The researchers found that most retailers are focusing their AI efforts on sales and marketing when there is a significant opportunity to unleash AI use cases across the value chain.
“Our research shows a clear imbalance of organisations prioritizing cost, data and ROI (return on investment) when deploying AI, with only a small minority considering the customer pain points also,” Kees Jacobs, Vice President, Global Consumer Products and Retail Sector at Capgemini said in a statement.
“These two factors need to be given equal weighting if long-term AI growth, with all of the benefits it brings, is to be achieved,” Jacobs added.
For the study, published by the Capgemini Research Institute, the researchers looked at 400 global retailers that are implementing AI use cases at different stages of maturity.
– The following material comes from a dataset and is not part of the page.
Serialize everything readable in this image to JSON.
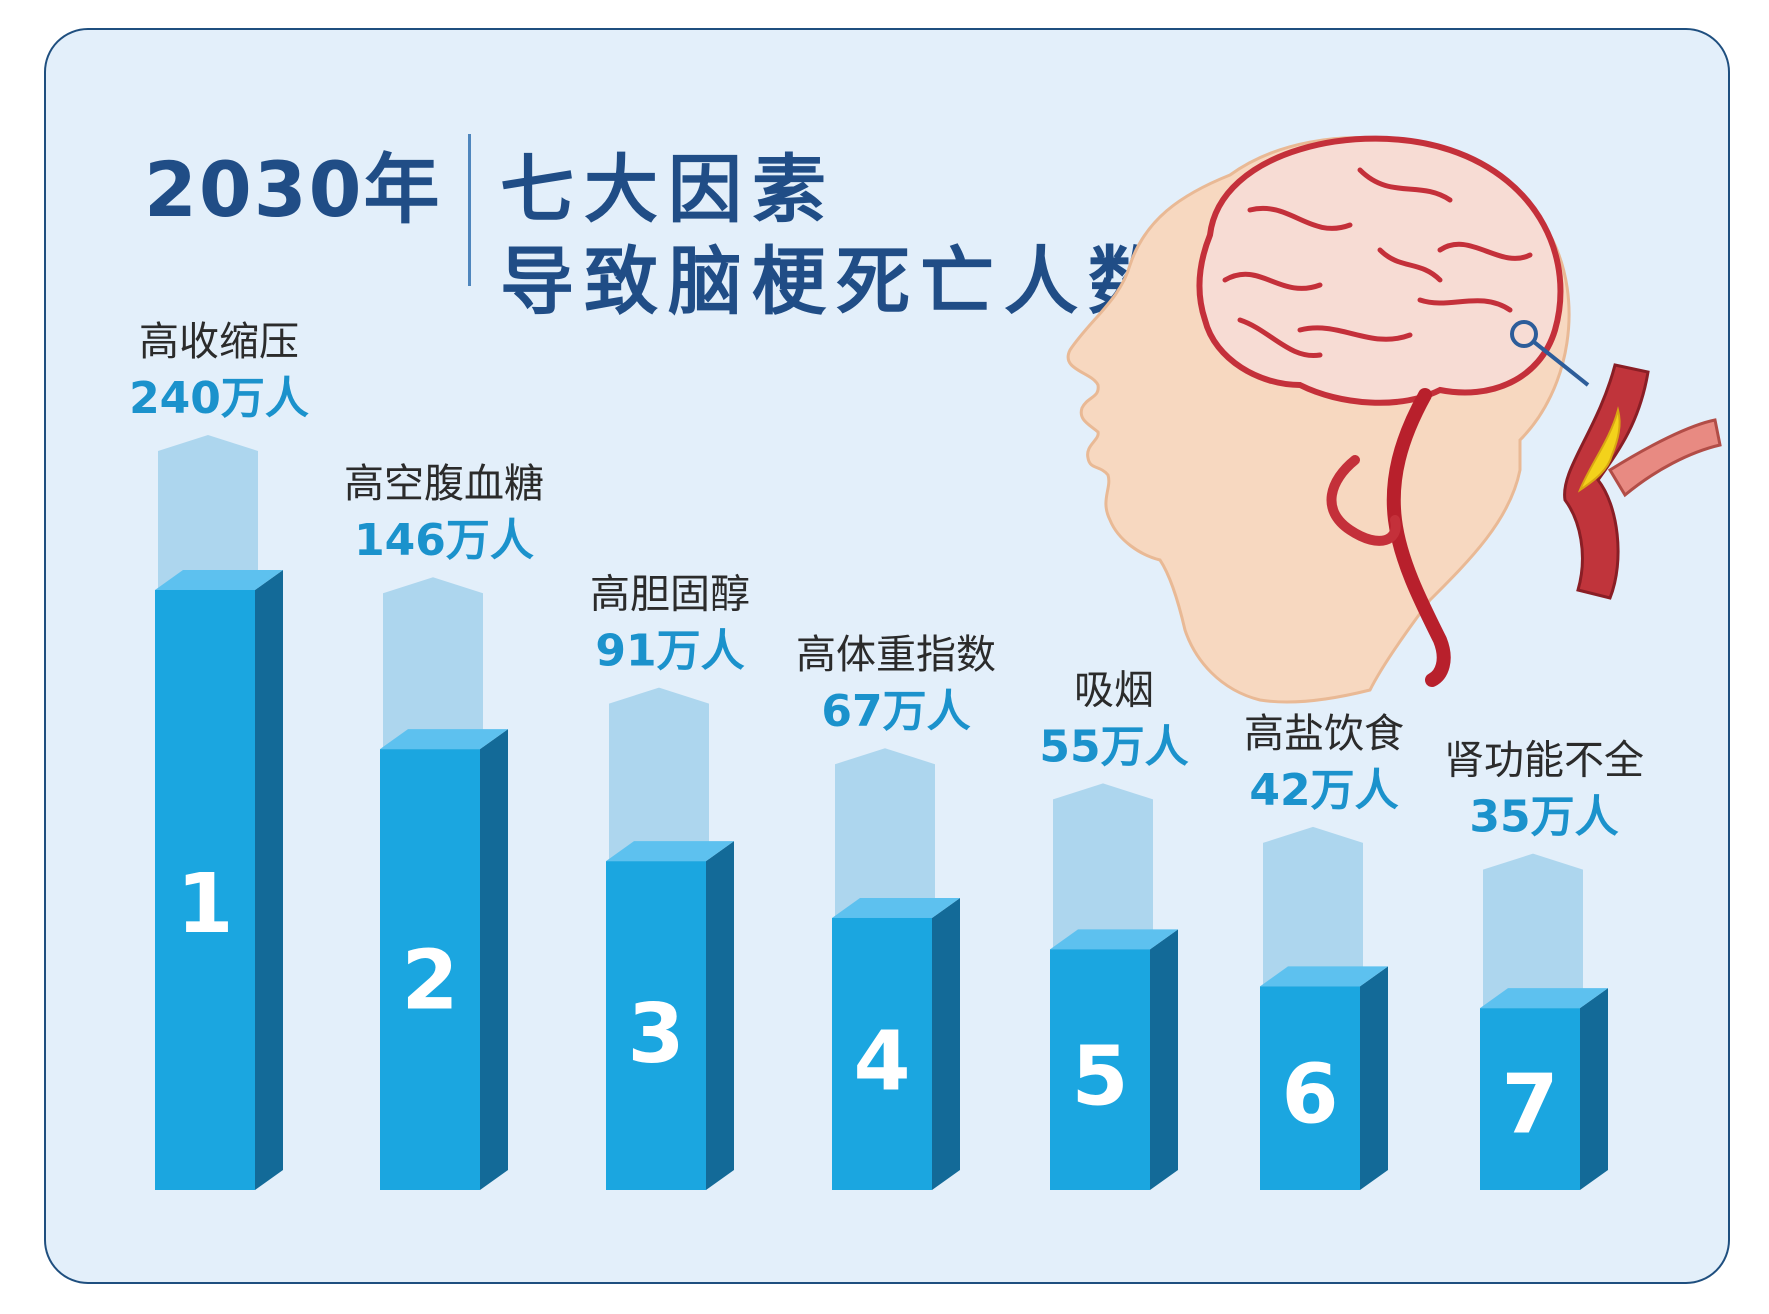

This group of retailers represents 23 per cent of the global retail market by revenue.
The study further included an extensive analysis of public data from the world’s largest 250 retailers, by revenue.
The researchers found over a quarter (28 percent) of retailers were deploying AI in 2018, a significant increase of AI deployments from 2017 (17 percent), and a seven-fold increase from 2016 (four percent).
Dispelling fears of major job losses due to AI deployment, the results showed that 71 percent of retailers said AI was creating jobs today, with over two-thirds (68 percent) of the jobs being at a senior level (coordinator level or above).
Meanwhile, 75 per cent declared that AI has not replaced any jobs in their organisation so far, the study said.